Maddi Tazminat Davası:

Taraflar tazminat miktarı üzerinde anlaşırlarsa sorun yoktur. Anlaşamazlar ise hak sahibi olan nişanlı diğer nişanlı aleyhine tazminat davası açacaktır. Dava, sorumlu nişanlının annesi, babası ya da onlar gibi hareket edenlere karşı açılamaz. Ancak sorumlu nişanlı ölmüşse davanın onun mirasçılarına karşı açılabilecektir. Hakim tazminat miktarını tespit ederken davacının da nişanın bozulmasındaki rolünü, yapılan masrafın davacının malvarlığı için hala arz ettiği değeri göz önünde tutacaktır.

Manevi Tazminat ve Şartları:

1.Tazminat isteyen nişanlının kişilik hakkı bir zarara uğramış olmalıdır. Bu zarar, manevi tazminatın istenmesi haklı kılacak nispette olmalıdır. Özellikle nişanlılığının terk edilmesi onun şerefini yaralıyorsa, onu çevresinde küçük düşürüyorsa, kişisel hakkının zarara uğradığı söylenebilir. Uygulamada genellikle nişanlı kadının, erkek ile cinsel münasabette bulunduktan sonra, erkeğin nişanı bozmasında manevi tazminat verilmesine hükmedildiğini görüyoruz. Tabiki sadece bununla sınırlı değildir. Önemli olan manevi tazminatı haklı gösterecek derecede bir ihlalin olmasıdır. Nişanın bozulması sonucu her duyulan manevi acı tazminat sebebi değildir. Tazminat olarak uygun miktarda para istenebilecektir. Başka türde bir tazminat istenemez (özür dileme, kınama vs.)

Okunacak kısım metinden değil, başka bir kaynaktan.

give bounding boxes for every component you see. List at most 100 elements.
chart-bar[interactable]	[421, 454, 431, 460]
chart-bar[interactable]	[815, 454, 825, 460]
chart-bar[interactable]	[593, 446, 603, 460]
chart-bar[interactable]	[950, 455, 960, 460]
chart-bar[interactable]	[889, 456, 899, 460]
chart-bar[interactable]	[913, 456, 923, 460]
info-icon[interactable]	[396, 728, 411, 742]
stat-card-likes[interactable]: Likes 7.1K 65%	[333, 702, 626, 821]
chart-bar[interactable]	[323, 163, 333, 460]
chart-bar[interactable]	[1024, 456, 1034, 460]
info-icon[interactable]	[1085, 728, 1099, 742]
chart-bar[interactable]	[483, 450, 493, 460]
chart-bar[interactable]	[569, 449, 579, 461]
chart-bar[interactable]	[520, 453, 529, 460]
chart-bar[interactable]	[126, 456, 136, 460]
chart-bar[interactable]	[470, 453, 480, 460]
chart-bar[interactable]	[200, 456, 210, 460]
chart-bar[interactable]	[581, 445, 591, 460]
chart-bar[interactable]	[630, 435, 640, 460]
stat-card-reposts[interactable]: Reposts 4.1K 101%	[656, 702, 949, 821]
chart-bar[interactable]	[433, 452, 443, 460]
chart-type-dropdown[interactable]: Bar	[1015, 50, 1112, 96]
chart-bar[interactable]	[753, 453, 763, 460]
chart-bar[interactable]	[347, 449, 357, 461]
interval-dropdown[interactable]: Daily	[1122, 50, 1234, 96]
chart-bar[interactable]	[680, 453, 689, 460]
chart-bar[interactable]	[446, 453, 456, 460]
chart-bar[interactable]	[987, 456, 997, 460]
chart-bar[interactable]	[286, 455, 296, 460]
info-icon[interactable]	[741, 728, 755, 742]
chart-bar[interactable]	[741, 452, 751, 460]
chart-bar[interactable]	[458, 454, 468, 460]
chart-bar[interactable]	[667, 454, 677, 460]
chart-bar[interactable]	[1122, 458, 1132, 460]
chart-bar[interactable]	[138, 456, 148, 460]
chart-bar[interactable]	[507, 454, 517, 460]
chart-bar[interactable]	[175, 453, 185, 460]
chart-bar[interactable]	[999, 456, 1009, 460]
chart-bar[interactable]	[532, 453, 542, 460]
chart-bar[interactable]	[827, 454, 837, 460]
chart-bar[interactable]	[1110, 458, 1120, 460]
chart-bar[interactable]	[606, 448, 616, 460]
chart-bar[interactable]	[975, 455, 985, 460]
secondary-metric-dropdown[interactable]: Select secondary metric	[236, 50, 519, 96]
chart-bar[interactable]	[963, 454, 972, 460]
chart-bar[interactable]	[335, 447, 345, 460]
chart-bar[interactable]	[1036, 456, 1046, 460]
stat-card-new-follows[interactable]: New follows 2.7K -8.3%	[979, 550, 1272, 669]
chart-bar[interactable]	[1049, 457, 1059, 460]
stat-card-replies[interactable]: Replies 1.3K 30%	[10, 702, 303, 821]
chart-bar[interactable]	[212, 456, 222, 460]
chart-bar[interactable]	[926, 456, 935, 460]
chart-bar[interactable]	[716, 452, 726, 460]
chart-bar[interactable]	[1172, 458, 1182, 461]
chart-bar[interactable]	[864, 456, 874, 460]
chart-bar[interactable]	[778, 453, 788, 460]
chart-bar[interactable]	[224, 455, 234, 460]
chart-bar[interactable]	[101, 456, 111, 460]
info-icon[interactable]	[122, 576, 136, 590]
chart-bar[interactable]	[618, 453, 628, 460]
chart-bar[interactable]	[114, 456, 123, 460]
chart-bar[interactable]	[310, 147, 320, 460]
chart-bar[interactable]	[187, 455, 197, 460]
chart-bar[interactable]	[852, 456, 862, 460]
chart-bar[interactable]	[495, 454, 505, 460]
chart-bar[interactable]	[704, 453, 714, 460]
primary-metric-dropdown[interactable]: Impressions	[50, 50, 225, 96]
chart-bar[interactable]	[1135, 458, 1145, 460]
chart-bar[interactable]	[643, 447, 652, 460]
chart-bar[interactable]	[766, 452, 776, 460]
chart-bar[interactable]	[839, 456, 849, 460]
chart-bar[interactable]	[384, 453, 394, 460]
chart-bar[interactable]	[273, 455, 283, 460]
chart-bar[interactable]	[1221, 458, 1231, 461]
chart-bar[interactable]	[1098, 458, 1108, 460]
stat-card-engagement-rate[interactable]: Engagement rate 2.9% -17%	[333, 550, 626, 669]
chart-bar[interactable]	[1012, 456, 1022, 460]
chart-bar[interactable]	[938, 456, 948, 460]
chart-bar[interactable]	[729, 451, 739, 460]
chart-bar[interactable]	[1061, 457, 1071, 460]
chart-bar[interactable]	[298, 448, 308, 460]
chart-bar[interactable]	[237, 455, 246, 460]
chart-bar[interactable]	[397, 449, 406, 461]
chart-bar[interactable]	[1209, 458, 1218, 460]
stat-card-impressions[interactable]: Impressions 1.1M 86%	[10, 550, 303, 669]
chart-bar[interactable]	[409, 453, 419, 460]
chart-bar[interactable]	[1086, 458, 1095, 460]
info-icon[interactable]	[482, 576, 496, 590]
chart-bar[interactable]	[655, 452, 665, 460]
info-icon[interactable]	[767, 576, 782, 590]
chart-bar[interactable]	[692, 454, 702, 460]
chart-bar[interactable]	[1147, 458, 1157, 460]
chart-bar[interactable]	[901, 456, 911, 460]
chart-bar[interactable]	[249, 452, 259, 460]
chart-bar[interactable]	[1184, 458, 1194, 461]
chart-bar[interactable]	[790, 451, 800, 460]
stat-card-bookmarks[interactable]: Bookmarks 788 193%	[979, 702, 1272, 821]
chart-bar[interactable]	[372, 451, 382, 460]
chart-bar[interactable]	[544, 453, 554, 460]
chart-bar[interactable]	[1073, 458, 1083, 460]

Hediyelerin Geri Verilmesi:

Genellikle nişanlılar, nişanlanmanın doğurduğu yakınlığın  gereği ve karşı tarafı memnun etmek amacıyla çeşitli hediyeler verirler. Boşanma sona erdiğinde bu hediyeler verenler tarafından geri istenebilir. Hediye aynen ve mislen geri verilemiyorsa sebepsiz zenginleşme hükümleri uygulanır.

Zamanaşımı:

Nişanlılığın sona ermesinden doğan talep hakları, sona ermenin üzerinden bir yıl geçmekle zamanaşımına uğrar. Bu hüküm maddi ve manevi tazminat talepleri ile hediyelerin geri verilmesine de uygulanır.